Aveva acquistato su un sito Instagram alcuni capi di abbigliamento firmato per un totale di 5mila euro, ma non fidandosi di inviare i soldi utilizzando pagamenti online gli venne proposto di fare riferimento ad un contatto cuneese che gli avrebbe consegnato la merce e a cui avrebbe potuto pagare la somma in contanti.
È così che il 26enne cuneese sarebbe finito vittima di una rapina da parte di tre ragazzi W.B.S. e S.O.M. (il terzo è un minore e il suo fascicolo è trattato dall’autorità competente), rinviati a giudizio per truffa e rapina impropria.
Stando all’accusa contestata dalla Procura presso il tribunale, il 12 aprile del 2022 gli sottrassero la somma di denaro senza consegnargli la merce e lo avrebbero picchiato per impedirgli di riprendere i soldi.
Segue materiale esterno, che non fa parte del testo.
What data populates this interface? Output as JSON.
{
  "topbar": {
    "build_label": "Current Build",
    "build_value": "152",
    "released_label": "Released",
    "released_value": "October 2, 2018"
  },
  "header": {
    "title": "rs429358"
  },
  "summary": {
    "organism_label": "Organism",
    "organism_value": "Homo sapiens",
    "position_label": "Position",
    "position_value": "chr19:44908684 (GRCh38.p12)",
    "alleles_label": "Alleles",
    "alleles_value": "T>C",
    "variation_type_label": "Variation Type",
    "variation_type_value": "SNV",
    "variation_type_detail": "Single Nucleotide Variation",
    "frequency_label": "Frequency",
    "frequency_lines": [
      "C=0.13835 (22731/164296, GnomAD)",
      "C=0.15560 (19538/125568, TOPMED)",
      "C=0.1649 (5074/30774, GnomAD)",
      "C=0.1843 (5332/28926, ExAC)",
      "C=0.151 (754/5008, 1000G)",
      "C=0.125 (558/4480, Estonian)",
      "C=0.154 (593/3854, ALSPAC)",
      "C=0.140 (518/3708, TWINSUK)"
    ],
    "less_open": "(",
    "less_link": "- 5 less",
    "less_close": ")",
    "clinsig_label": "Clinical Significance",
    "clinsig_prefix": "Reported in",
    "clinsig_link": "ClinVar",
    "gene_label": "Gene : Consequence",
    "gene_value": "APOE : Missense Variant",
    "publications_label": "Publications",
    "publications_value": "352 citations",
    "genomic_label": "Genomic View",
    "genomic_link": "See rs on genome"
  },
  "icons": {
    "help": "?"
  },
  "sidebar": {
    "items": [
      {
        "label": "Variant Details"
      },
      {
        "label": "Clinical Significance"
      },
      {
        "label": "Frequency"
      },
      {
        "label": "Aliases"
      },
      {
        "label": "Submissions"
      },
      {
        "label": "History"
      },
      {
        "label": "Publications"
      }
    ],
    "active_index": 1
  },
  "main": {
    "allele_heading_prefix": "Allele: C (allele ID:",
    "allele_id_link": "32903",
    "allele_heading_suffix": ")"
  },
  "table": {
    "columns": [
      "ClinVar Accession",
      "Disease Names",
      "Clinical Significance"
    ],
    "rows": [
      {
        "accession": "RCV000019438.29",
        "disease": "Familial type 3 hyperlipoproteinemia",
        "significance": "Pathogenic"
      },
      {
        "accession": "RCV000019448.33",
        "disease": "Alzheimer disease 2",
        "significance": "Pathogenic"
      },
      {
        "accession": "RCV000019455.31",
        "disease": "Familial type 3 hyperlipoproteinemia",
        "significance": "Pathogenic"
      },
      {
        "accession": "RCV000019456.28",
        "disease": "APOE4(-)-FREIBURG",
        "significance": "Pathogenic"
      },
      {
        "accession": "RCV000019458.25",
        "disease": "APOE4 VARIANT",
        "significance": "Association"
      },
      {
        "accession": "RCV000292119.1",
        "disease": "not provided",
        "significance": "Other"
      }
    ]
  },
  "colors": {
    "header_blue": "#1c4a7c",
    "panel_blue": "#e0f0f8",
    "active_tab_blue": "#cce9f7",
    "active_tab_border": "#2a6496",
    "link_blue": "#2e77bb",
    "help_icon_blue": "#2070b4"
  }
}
“Il contatto cuneese di questo sito su Instagram era un ragazzo che conoscevo di vista, W.B.S. che mi scrisse quando arrivò la merce, di incontrarci per la consegna in via Bongioanni. Io gli diedi i soldi e lui uno zaino che però era vuoto. Allora mi disse che i vestiti erano in macchina e mi chiese di salire. Sull’auto c’erano altri due ragazzi e dopo un lungo giro si fermarono vicino ad una concessionaria di moto. Nel portabagagli non c’era niente e gli dissi che volevo indietro i soldi. Loro mi risposero che me ne avrebbero ridati solo una parte e li tirarono fuori: riuscii ad afferrare una manciata, erano pezzi da 50 euro, e le altre banconote caddero a terra”.
A quel punto iniziò una colluttazione con W.B.S. che lo afferrò per un braccio fino a strappargli la maglia, mentre S.O.M. lo inseguiva intorno all’auto con una mazza in mano. Il giovane riuscì a rifugiarsi all’interno della concessionaria dove il proprietario chiamò la polizia mentre i tre si davano alla fuga.
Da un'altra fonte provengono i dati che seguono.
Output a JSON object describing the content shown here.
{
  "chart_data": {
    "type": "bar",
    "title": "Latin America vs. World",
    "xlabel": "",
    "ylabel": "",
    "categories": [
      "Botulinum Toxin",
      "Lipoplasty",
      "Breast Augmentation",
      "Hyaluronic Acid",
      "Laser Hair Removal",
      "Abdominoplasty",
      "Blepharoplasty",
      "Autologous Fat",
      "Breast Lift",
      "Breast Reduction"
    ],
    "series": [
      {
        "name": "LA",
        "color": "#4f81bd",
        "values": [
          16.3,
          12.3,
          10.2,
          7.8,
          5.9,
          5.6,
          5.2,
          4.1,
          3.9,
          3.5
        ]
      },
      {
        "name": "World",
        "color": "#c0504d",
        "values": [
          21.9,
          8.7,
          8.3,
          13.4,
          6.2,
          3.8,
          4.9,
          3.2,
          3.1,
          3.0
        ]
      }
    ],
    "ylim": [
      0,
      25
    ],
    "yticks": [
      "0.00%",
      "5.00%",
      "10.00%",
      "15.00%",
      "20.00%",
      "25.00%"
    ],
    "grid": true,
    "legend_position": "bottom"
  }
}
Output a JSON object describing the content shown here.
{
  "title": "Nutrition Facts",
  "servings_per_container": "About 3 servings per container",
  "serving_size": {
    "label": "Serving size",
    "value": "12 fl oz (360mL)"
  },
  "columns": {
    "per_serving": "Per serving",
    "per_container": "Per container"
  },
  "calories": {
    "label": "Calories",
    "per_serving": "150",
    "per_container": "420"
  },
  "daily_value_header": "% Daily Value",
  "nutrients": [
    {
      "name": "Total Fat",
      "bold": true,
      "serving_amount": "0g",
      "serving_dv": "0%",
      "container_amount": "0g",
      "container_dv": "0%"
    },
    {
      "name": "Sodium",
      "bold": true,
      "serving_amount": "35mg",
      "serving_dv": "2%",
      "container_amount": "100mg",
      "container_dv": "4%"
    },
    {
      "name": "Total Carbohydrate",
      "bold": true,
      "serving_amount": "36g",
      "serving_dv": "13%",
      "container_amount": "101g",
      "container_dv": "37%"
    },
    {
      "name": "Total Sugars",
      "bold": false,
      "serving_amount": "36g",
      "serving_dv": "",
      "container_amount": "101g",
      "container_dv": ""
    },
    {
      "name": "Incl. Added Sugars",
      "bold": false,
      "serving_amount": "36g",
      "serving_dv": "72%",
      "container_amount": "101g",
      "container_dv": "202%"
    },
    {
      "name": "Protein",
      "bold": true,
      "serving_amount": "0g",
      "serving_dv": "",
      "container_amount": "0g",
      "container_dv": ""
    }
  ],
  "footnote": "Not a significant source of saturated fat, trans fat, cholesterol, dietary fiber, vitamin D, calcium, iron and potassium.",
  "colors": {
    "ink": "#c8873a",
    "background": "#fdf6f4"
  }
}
“Sono riuscito a recuperare 1100 euro, gli altri 3900 sono rimasti a loro. I soldi non erano tutti suoi perchè all’ordine di indumenti e scarpe si erano aggiunti anche alcuni amici che gli avevano affidato i propri soldi per l’acquisto.
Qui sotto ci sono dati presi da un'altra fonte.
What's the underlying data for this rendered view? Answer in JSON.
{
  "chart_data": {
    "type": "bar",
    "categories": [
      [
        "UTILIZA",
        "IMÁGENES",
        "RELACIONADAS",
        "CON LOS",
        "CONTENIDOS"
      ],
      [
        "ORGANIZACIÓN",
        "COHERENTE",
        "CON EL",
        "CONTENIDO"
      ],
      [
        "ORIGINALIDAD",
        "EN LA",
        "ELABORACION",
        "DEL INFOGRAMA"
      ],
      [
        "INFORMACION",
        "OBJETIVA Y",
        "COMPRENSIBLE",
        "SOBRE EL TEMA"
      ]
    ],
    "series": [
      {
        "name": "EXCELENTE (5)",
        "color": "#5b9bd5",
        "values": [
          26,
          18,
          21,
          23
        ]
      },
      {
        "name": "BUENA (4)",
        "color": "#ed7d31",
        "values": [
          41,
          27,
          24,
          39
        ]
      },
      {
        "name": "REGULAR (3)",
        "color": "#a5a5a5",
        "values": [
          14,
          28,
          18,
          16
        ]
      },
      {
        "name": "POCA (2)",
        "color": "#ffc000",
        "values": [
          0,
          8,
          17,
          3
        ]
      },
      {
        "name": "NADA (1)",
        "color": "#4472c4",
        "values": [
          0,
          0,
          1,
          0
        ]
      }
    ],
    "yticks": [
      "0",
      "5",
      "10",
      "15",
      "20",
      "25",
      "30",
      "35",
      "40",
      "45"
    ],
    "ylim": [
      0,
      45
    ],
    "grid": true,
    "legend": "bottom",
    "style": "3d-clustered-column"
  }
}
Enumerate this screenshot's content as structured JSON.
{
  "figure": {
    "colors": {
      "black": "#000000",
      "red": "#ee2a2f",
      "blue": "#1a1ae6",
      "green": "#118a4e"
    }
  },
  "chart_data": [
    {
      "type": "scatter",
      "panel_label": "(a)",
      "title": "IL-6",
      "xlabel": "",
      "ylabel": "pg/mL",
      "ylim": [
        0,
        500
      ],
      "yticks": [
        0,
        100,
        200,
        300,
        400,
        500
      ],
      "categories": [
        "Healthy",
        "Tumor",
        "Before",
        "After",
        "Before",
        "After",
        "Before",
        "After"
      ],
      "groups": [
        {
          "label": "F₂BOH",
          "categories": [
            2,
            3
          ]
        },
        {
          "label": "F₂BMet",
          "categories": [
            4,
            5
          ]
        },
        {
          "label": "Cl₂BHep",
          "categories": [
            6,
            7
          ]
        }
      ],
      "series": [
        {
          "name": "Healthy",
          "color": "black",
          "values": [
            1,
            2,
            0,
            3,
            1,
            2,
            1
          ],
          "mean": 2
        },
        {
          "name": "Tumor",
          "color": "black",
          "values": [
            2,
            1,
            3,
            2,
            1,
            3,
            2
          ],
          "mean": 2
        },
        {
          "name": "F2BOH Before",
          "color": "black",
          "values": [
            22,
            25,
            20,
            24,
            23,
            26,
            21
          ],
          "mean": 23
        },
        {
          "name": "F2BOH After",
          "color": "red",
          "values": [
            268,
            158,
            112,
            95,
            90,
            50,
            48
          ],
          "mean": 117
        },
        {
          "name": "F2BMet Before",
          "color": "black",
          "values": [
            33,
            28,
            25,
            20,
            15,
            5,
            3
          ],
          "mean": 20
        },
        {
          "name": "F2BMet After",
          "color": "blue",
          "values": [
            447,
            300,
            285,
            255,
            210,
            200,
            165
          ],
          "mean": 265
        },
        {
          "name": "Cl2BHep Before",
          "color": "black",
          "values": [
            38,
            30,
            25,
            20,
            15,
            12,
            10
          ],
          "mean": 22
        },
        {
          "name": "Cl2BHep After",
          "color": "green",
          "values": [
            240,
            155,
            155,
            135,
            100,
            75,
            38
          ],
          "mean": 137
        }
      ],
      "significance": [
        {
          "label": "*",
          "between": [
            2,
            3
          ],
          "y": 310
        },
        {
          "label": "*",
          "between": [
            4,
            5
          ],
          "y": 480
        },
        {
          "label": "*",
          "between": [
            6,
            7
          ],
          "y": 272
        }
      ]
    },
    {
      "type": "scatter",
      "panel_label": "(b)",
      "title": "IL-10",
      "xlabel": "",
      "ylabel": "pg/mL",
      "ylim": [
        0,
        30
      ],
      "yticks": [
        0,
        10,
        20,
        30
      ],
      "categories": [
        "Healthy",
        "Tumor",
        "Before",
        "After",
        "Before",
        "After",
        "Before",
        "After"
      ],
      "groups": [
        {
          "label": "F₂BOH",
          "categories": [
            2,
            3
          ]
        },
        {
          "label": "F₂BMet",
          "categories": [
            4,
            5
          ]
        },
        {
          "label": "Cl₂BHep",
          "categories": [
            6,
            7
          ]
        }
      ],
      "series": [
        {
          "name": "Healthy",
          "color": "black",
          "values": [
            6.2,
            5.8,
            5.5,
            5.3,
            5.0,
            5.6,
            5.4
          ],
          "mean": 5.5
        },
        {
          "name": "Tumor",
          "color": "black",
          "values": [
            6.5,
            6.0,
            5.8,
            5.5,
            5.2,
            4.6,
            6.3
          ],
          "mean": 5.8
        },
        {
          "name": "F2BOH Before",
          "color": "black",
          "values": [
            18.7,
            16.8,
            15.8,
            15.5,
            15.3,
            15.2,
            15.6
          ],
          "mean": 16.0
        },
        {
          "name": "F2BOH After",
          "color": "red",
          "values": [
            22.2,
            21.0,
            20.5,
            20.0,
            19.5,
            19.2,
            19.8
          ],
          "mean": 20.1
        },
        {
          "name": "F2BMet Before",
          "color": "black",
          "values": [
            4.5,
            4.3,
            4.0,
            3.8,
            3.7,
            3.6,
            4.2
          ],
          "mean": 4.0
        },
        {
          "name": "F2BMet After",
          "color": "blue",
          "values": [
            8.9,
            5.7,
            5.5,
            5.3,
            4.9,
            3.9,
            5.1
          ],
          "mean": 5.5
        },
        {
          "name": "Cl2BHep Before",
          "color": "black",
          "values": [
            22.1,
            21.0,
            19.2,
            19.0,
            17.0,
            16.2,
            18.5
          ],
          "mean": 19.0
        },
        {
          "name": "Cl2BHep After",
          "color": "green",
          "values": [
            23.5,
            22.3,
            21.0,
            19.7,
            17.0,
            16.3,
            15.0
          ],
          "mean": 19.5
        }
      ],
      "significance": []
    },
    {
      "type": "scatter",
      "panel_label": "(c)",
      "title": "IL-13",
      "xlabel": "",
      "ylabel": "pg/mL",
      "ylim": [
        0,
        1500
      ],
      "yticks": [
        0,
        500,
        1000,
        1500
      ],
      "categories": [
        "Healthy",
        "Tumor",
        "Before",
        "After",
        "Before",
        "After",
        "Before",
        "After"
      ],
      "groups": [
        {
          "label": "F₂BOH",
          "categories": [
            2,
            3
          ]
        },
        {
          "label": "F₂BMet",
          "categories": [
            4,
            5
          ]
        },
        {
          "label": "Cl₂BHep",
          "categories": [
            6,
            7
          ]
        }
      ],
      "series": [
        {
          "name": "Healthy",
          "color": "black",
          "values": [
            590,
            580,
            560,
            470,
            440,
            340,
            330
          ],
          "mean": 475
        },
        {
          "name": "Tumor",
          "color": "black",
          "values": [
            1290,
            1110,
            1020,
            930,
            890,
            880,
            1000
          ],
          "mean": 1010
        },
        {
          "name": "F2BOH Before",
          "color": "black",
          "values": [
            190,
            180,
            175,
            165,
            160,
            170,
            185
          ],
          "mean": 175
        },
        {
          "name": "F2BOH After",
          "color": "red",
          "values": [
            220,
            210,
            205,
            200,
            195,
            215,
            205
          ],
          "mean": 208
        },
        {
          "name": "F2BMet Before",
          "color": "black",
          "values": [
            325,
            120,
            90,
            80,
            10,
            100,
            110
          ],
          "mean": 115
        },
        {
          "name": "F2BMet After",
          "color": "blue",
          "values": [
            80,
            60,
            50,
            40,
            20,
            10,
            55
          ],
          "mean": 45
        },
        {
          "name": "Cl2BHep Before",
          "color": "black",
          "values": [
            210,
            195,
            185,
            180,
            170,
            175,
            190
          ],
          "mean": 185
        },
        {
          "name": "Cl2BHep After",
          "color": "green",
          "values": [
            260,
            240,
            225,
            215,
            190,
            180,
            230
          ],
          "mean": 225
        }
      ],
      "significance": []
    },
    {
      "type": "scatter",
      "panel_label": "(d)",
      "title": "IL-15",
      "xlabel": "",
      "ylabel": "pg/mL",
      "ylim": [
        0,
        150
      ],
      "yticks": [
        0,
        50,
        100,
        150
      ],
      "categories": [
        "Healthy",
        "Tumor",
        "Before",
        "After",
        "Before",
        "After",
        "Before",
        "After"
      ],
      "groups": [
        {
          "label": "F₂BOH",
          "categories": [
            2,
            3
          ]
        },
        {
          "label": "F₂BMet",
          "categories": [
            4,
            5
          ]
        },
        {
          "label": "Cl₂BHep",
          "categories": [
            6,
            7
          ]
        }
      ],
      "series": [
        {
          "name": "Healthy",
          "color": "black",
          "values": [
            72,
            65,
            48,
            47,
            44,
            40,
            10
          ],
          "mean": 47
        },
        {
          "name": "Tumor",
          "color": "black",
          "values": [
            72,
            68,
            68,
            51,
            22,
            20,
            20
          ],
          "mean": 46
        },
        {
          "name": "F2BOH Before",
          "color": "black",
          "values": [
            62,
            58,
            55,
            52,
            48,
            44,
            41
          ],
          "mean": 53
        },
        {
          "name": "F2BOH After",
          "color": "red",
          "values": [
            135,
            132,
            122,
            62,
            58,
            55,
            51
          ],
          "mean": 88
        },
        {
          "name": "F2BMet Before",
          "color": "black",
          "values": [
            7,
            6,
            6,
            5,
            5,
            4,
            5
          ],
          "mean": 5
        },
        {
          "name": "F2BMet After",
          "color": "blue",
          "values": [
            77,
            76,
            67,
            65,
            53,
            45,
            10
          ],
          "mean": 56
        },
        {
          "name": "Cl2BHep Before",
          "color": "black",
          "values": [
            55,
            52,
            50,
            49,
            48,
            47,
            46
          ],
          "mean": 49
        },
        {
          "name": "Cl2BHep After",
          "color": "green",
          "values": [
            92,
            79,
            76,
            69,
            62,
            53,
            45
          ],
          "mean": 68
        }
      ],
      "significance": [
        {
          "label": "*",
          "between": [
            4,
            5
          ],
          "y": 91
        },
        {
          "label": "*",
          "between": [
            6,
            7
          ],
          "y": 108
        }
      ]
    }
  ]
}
In aula ha deposto anche l’agente che eseguì i rilievi fotografici sulla maglia strappata della vittima che si è poi costituita in giudizio e l’agente che aveva provveduto alla composizione del fascicolo fotografico in cui il giovane riconobbe i suoi rapinatori.
L’udienza è stata inviata al 27 maggio per gli altri testi dell’accusa.